If you look at page 8/9, the two graphics, we can see on the medianblur process between CPU/CPU NEON/CUDA.
These two graphics tell that the CPU NEON process is faster than CUDA process to do a medianblur, am I wrong?

Is the cuda process speeded than the CPU NEON process?

It looks like those comparisons are on Tegra 4 (probably similar to a Tegra K1 if you remove the K1’s GPU), I’m not sure how one could compare to Tegra K1/X1 since the K1/X1 GPU kind of makes an apples/orange comparison.
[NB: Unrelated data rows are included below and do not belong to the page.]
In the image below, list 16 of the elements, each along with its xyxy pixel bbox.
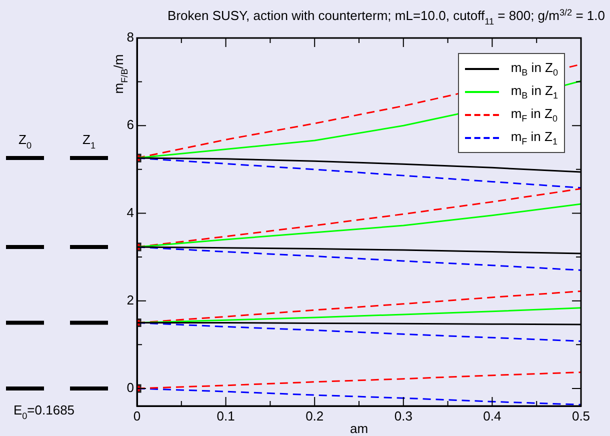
y-tick-label: 8 <box>126 30 134 45</box>
legend-label: m$_{B}$ in Z$_{0}$ <box>510 60 558 78</box>
x-tick-label: 0.1 <box>216 408 235 424</box>
y-tick-label: 4 <box>126 204 134 220</box>
y-tick-label: 0 <box>126 380 134 396</box>
legend-label: m$_{B}$ in Z$_{1}$ <box>510 82 558 100</box>
x-tick-label: 0.5 <box>572 408 590 424</box>
legend-label: m$_{F}$ in Z$_{0}$ <box>510 106 558 124</box>
y-tick-label: 2 <box>126 292 134 308</box>
y-axis-title: mF/B/m <box>111 54 130 94</box>
x-tick-label: 0.4 <box>483 408 502 424</box>
legend-label: m$_{F}$ in Z$_{1}$ <box>510 128 558 146</box>
x-tick-label: 0.3 <box>394 408 412 424</box>
x-tick-label: 0.2 <box>306 408 324 424</box>
y-tick-label: 6 <box>126 117 134 132</box>
x-axis-title: am <box>350 421 368 436</box>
The NEON instruction set is obviously quite a boost compared to purely CPU-based.

I have no knowledge of how those graphs were produced, but typically your CUDA speedup relies on a high number of threads, versus very fast low thread count of CPU/NEON…which means CUDA has the opportunity to scale far better than CPU/NEON. I also suspect that the cache is probably disabled on the GPU operations, whereas cache remains active on CPU/NEON, so latency would go up on CUDA versus CPU/NEON…but average throughput on a large thread count for CUDA would potentially be far faster on average.

Thank you for the answer.

An other question about CPU NEON registers, are the register commun to all CPU core or are all the core have his own register?

In fact, I would like to create a multithread, and on each thread process NEON instructions.

So far as I know each core has NEON and is identical…the instruction sets of each core should match. The most notable difference would regard CPU0 being the only core which can handle hardware IRQs. So long as your use of NEON does not occur in a hardware driver there won’t be anything special required beyond normal threading.